Anger rolled off him, the man trembling like something about to explode.
In two steps, he was standing on the nearest table, glaring around at the now silent room. His eyes twitched from face to face, looking for the guilty party. His gaze was like a flame, melting away the prisoners around him, making them shrink and retreat. There was a bandage around his head, the bloodstain ringed in yellow, in need of changing.
The addicts had been right. Amanda didn’t need to be told. This must be Mallory, the man who had attacked Karina and forced her to flee.

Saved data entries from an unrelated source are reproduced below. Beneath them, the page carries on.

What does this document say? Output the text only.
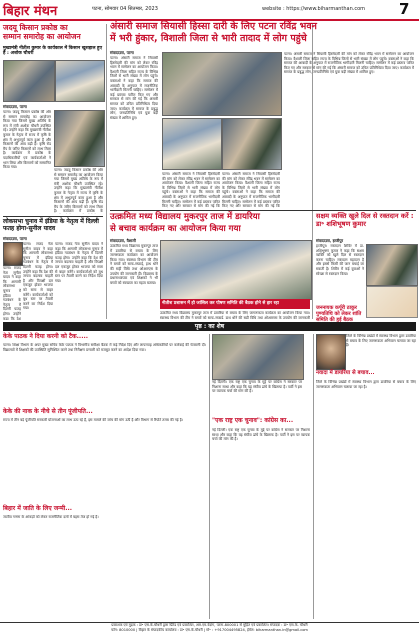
बिहार मंथन	पटना, सोमवार 04 सितम्बर, 2023	website : https://www.biharmanthan.com 7
जदयू किसान प्रकोष्ठ का
सम्मान समारोह का आयोजन
मुख्यमंत्री नीतीश कुमार के कार्यकाल में किसान खुशहाल हुए हैं : अशोक चौधरी
संवाददाता, पटना
पटना। जदयू किसान प्रकोष्ठ की ओर से सम्मान समारोह का आयोजन किया गया जिसमें मुख्य अतिथि के रूप में मंत्री अशोक चौधरी उपस्थित रहे। उन्होंने कहा कि मुख्यमंत्री नीतीश कुमार के नेतृत्व में राज्य में कृषि के क्षेत्र में अभूतपूर्व काम हुआ है और किसानों की आय बढ़ी है। कृषि रोड मैप के जरिए किसानों को लाभ मिला है। कार्यक्रम में प्रकोष्ठ के पदाधिकारियों एवं कार्यकर्ताओं ने भाग लिया और किसानों को सम्मानित किया गया।
पटना। जदयू किसान प्रकोष्ठ की ओर से सम्मान समारोह का आयोजन किया गया जिसमें मुख्य अतिथि के रूप में मंत्री अशोक चौधरी उपस्थित रहे। उन्होंने कहा कि मुख्यमंत्री नीतीश कुमार के नेतृत्व में राज्य में कृषि के क्षेत्र में अभूतपूर्व काम हुआ है और किसानों की आय बढ़ी है। कृषि रोड मैप के जरिए किसानों को लाभ मिला है। कार्यक्रम में प्रकोष्ठ के
लोकसभा चुनाव में इंडिया के नेतृत्व में दिल्ली फतह होगा-सुनील यादव
संवाददाता, पटना
पटना। राजद नेता सुनील यादव ने कहा कि आगामी लोकसभा चुनाव में इंडिया गठबंधन के नेतृत्व में दिल्ली फतह होगा। उन्होंने कहा कि देश की जनता बदलाव चाहती है और विपक्षी दल एकजुट होकर भाजपा को सत्ता से बाहर करेंगे। कार्यकर्ताओं को बूथ स्तर पर तैयारी करने का निर्देश दिया गया।
पटना। राजद नेता सुनील यादव ने कहा कि आगामी लोकसभा चुनाव में इंडिया गठबंधन के नेतृत्व में दिल्ली फतह होगा। उन्होंने कहा कि देश
पटना। राजद नेता सुनील यादव ने कहा कि आगामी लोकसभा चुनाव में इंडिया गठबंधन के नेतृत्व में दिल्ली फतह होगा। उन्होंने कहा कि देश की जनता बदलाव चाहती है और विपक्षी दल एकजुट होकर भाजपा को सत्ता से बाहर करेंगे। कार्यकर्ताओं को बूथ स्तर पर तैयारी करने का निर्देश दिया गया।
अंसारी समाज सियासी हिस्सा दारी के लिए पटना रविंद्र भवन
में भरी हुंकार, विशाली जिला से भारी तादाद में लोग पहुंचे
संवाददाता, पटना
पटना। अंसारी समाज ने सियासी हिस्सेदारी की मांग को लेकर रविंद्र भवन में सम्मेलन का आयोजन किया। वैशाली जिला सहित राज्य के विभिन्न जिलों से भारी संख्या में लोग पहुंचे। वक्ताओं ने कहा कि समाज की आबादी के अनुपात में राजनीतिक भागीदारी मिलनी चाहिए। सम्मेलन में कई प्रस्ताव पारित किए गए और सरकार से मांग की गई कि अंसारी समाज को उचित प्रतिनिधित्व दिया जाए। कार्यक्रम में समाज के प्रबुद्ध लोग, जनप्रतिनिधि एवं युवा बड़ी संख्या में शामिल हुए।
पटना। अंसारी समाज ने सियासी हिस्सेदारी की मांग को लेकर रविंद्र भवन में सम्मेलन का आयोजन किया। वैशाली जिला सहित राज्य के विभिन्न जिलों से भारी संख्या में लोग पहुंचे। वक्ताओं ने कहा कि समाज की आबादी के अनुपात में राजनीतिक भागीदारी मिलनी चाहिए। सम्मेलन में कई प्रस्ताव पारित किए गए और सरकार से मांग की गई कि
पटना। अंसारी समाज ने सियासी हिस्सेदारी की मांग को लेकर रविंद्र भवन में सम्मेलन का आयोजन किया। वैशाली जिला सहित राज्य के विभिन्न जिलों से भारी संख्या में लोग पहुंचे। वक्ताओं ने कहा कि समाज की आबादी के अनुपात में राजनीतिक भागीदारी मिलनी चाहिए। सम्मेलन में कई प्रस्ताव पारित किए गए और सरकार से मांग की गई कि
पटना। अंसारी समाज ने सियासी हिस्सेदारी की मांग को लेकर रविंद्र भवन में सम्मेलन का आयोजन किया। वैशाली जिला सहित राज्य के विभिन्न जिलों से भारी संख्या में लोग पहुंचे। वक्ताओं ने कहा कि समाज की आबादी के अनुपात में राजनीतिक भागीदारी मिलनी चाहिए। सम्मेलन में कई प्रस्ताव पारित किए गए और सरकार से मांग की गई कि अंसारी समाज को उचित प्रतिनिधित्व दिया जाए। कार्यक्रम में समाज के प्रबुद्ध लोग, जनप्रतिनिधि एवं युवा बड़ी संख्या में शामिल हुए।
उत्क्रमित मध्य विद्यालय मुकरपुर ताज में डायरिया
से बचाव कार्यक्रम का आयोजन किया गया
संवाददाता, वैशाली
उत्क्रमित मध्य विद्यालय मुकरपुर ताज में डायरिया से बचाव के लिए जागरूकता कार्यक्रम का आयोजन किया गया। स्वास्थ्य विभाग की टीम ने बच्चों को साफ-सफाई, हाथ धोने की सही विधि तथा ओआरएस के उपयोग की जानकारी दी। विद्यालय के प्रधानाध्यापक एवं शिक्षकों ने भी बच्चों को स्वच्छता का महत्व बताया।
नीतीश प्रशासन में हो जांसिल कर पोषण समिति की बैठक होने से हार रहा
उत्क्रमित मध्य विद्यालय मुकरपुर ताज में डायरिया से बचाव के लिए जागरूकता कार्यक्रम का आयोजन किया गया। स्वास्थ्य विभाग की टीम ने बच्चों को साफ-सफाई, हाथ धोने की सही विधि तथा ओआरएस के उपयोग की जानकारी
सक्षम व्यक्ति खुले दिल से रक्तदान करें : डा॰ शशिभूषण कुमार
संवाददाता, हाजीपुर
हाजीपुर। रक्तदान शिविर में डा. शशिभूषण कुमार ने कहा कि सक्षम व्यक्ति को खुले दिल से रक्तदान करना चाहिए। रक्तदान महादान है और इससे किसी की जान बचाई जा सकती है। शिविर में कई युवाओं ने स्वेच्छा से रक्तदान किया।
जननायक कर्पूरी ठाकुर पुण्यतिथि को लेकर शांति समिति की हुई बैठक
पृष्ठ : का शेष
केके पाठक ने दिया करनी को टैक.....
पटना। शिक्षा विभाग के अपर मुख्य सचिव केके पाठक ने विभागीय समीक्षा बैठक में कई निर्देश दिए और लापरवाह अधिकारियों पर कार्रवाई की चेतावनी दी। विद्यालयों में शिक्षकों की उपस्थिति सुनिश्चित करने तथा निरीक्षण प्रणाली को मजबूत करने का आदेश दिया गया।
केके की नाक के नीचे से तीन पूंजीपति...
राज्य में तीन बड़े पूंजीपति सरकारी योजनाओं का लाभ उठा रहे हैं, इस मामले की जांच की मांग उठी है और विभाग से रिपोर्ट तलब की गई है।
बिहार में जाति के लिए जन्मी...
जातीय गणना के आंकड़ों को लेकर राजनीतिक दलों में बहस तेज हो गई है।
नई दिल्ली। एक राष्ट्र एक चुनाव के मुद्दे पर कांग्रेस ने सरकार पर निशाना साधा और कहा कि यह संघीय ढांचे के खिलाफ है। पार्टी ने इस पर व्यापक चर्चा की मांग की है।
"एक राष्ट्र एक चुनाव": कांग्रेस का...
नई दिल्ली। एक राष्ट्र एक चुनाव के मुद्दे पर कांग्रेस ने सरकार पर निशाना साधा और कहा कि यह संघीय ढांचे के खिलाफ है। पार्टी ने इस पर व्यापक चर्चा की मांग की है।
जिले के विभिन्न प्रखंडों में स्वास्थ्य विभाग द्वारा डायरिया से बचाव के लिए जागरूकता अभियान चलाया जा रहा है।
नवादा में डायरिया से बचाव...
जिले के विभिन्न प्रखंडों में स्वास्थ्य विभाग द्वारा डायरिया से बचाव के लिए जागरूकता अभियान चलाया जा रहा है।
प्रकाशक एवं मुद्रक : डा॰ एस.के.चौधरी द्वारा प्रिंटेड एवं प्रकाशित, आर.एम.वेदांग, पटना-800001 से मुद्रित एवं प्रकाशित। संपादक : डा॰ एस.के. चौधरी
फोन: 8010000 | बिहार के संपादकीय कार्यालय : डा॰ एस.के.चौधरी | मो॰ : +917004495824, ईमेल: biharmanthan.in@gmail.com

His eyes finally came to rest on Duncan, the man’s unfortunate height presenting him as a target.
The tables shivered as Mallory stormed his way across them, a finger pointed at Duncan to pin him in place.
‘Fucking you, wasn’t it?’
The guards in the area did nothing, so motionless that Amanda began to wonder if they weren’t just uniforms propped up like exhibition pieces.
‘I don’t know what you’re talking about,’ said Duncan, retreating from the smaller man’s fury.
‘You did it. You absolutely fucking did it. Cold-cocked me like a fucking coward and helped her escape. Well, we’re fucking having it. Right fucking now.’